FEC Safety Assignment: “Inspect Thyself”

Writing FEC safety articles every month is demanding, especially if your schedule very demanding.  However, finding topics to write about is easy.  Over the past 7 ½ years I’ve inspected over 1,000 family entertainment centers nationwide.  My collection of interesting photos is vast and the kinds of safety problems are interesting, although at times scary.  Some of the things I find, I should not be finding.

So rather than bore with the typical safety related topic, I’m going to give all the readers a field assignment.  I know for a fact, because I hear it all of the time that your FEC is safe and finding a few discrepancies would be difficult.  So with that thought in mind, here is your assignment.

The next time you go to the grocery store, Wal Mart, Office Depot, Lowes, McDonald’s, the quick mart for gas, take your children to school, dry cleaners, car wash, hardware store, theater, etc., perform a simple safety inspection and see how these business stack up against your FEC.  Look them over with a very critical eye for safety and aesthetics.  Your mission is to find as many safety hazards with the business as possible.

It’s simple.  Here are questions to be asking yourself:

1. When you enter the parking lot is there adequate lighting and directional signage?

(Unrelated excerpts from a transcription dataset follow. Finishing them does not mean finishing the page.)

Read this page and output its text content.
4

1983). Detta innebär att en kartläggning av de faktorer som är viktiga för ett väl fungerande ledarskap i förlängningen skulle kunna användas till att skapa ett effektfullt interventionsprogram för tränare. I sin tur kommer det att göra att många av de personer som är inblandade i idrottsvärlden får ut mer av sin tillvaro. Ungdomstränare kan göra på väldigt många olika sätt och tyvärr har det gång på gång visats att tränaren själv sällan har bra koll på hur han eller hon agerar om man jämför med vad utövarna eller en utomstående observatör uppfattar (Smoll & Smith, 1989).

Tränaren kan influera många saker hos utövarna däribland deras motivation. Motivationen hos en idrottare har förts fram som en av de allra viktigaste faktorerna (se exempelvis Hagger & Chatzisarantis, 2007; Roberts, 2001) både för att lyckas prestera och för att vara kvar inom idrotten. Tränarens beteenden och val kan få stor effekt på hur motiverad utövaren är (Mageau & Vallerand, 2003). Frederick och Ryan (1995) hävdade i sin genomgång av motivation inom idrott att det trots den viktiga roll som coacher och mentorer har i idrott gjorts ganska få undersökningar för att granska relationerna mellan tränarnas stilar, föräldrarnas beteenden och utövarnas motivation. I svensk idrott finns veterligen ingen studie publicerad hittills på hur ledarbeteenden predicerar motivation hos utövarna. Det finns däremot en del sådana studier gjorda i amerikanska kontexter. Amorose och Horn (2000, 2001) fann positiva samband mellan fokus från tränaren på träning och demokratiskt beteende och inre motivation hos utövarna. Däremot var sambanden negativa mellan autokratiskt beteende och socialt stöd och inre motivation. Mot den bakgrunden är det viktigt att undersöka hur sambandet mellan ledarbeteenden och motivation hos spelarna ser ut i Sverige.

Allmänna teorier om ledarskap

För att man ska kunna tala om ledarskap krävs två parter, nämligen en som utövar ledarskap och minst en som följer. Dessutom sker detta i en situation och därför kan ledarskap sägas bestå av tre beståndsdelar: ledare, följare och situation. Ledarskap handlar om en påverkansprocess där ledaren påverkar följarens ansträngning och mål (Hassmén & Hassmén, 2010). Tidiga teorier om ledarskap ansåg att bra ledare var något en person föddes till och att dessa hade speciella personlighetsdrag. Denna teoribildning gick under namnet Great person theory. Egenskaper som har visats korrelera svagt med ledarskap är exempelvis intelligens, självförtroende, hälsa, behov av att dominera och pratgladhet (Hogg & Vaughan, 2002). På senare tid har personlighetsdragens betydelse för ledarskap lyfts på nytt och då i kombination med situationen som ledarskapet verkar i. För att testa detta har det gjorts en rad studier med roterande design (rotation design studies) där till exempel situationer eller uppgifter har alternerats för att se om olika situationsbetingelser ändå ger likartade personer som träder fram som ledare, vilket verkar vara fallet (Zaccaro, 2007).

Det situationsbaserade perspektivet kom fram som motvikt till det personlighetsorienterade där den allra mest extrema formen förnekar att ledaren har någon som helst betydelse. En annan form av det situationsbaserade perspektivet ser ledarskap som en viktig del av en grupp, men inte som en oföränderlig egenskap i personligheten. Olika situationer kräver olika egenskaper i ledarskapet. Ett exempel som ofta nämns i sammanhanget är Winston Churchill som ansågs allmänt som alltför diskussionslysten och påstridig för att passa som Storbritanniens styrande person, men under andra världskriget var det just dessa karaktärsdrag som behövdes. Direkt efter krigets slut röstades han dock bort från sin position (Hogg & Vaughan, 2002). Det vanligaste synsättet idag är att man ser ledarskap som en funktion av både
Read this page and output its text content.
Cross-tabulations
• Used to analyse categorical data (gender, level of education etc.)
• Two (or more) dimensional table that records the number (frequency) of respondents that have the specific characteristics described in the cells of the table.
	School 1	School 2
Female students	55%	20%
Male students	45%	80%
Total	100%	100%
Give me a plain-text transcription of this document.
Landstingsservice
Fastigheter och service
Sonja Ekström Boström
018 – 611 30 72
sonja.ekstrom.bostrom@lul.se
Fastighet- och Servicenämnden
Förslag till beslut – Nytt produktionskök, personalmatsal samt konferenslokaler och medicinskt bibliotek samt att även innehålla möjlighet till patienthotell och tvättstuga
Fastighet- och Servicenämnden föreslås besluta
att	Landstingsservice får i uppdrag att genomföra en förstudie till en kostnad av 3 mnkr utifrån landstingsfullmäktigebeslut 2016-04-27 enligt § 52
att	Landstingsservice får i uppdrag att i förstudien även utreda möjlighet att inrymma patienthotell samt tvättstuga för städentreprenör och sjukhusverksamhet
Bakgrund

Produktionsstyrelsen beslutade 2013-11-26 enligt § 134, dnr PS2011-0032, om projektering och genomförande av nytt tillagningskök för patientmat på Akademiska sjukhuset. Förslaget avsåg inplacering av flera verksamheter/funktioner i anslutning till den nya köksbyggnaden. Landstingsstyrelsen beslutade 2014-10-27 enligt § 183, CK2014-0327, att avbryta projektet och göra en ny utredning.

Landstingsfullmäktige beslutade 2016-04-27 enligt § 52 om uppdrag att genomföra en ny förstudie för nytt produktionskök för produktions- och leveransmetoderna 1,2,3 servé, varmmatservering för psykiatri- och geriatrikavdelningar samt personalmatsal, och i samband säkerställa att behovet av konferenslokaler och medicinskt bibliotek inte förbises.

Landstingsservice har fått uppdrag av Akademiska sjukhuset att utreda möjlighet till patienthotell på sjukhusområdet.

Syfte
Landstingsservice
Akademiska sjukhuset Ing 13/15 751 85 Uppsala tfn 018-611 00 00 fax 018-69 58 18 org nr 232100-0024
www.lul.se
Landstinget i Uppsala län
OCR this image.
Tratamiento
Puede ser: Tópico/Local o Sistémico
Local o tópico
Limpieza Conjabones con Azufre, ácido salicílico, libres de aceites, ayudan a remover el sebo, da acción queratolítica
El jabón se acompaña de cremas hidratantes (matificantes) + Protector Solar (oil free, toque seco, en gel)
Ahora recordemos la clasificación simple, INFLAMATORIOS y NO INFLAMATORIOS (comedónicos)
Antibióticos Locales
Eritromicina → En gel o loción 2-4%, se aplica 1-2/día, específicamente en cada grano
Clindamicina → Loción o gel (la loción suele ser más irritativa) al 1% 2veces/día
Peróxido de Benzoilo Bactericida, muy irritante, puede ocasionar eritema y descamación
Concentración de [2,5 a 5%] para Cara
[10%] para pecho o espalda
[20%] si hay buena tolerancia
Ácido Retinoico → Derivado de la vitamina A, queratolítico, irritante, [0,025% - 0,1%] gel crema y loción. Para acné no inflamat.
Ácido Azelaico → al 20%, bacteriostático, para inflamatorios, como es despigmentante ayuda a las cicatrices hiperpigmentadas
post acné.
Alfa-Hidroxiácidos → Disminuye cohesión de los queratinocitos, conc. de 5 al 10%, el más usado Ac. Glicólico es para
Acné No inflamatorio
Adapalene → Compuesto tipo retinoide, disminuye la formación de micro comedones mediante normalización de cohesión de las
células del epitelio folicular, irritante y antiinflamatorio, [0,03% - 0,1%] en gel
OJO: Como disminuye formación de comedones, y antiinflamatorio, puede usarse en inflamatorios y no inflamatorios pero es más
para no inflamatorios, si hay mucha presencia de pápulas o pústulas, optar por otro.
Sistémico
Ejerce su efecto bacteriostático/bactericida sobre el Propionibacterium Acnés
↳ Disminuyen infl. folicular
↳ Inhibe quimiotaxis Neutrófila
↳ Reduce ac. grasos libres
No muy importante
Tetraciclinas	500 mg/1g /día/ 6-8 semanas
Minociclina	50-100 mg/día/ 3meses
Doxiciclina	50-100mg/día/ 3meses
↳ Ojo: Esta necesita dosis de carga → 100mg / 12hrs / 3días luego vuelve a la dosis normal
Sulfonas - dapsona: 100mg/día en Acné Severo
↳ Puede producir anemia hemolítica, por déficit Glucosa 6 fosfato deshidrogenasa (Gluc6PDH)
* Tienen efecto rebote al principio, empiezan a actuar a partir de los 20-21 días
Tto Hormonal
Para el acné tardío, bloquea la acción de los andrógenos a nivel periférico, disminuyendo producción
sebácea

2. Are the parking spaces well marked including the handicapped spaces?

3. Is the pavement well maintained to prevent trips and falls?

4. Upon entering the business are floors well maintained and dry not causing any slip, trip or fall hazards

5. Are any sharp edges, broken glass or objects sticking out causing a laceration hazard?

6. Are the fire extinguishers are fully charges and safety pin is in place?

7. Are the lighted exit signs, in fact lighted?

8. If you can easily reach them, press the test button on the emergency light pack to see if it lights? This drives my wife nuts, I’m always lighting these thing up.

9. Are the trash receptacles overflowing?

10. Are there any dimly lit areas?

11. If electrical outlets and wall switches are visible, do they look to be in good condition, i.e.; covers in place, cords not frayed, etc.

12. If you use the restroom, is it clean, are the floors dry, are the mirrors in good condition, the stall doors hanging correctly, etc?

Basically look the business over from top to bottom and ask yourself, is this business safe enough to bring my family to? And if you do find something; let the manager know about it.

Now here is the most difficult part of the assignment.  Inspect your FEC with the same critical eye for detail.  Everyone’s child is the most beautiful thing in the world, even if it has three ears and wart on its nose.  If you’re honest with yourself and your FEC, you will only improve the quality and beauty of it.  And the best side product is that it may increase your business.

You don’t have to be an OSHA or building inspector to perform this task.  If you are a practical person with common sense you will do an excellent job.  Many of us do this for a living and have years of training and experience.  If you do decide to try this, I would be interested to hear about your experience.  It might make a good follow up article.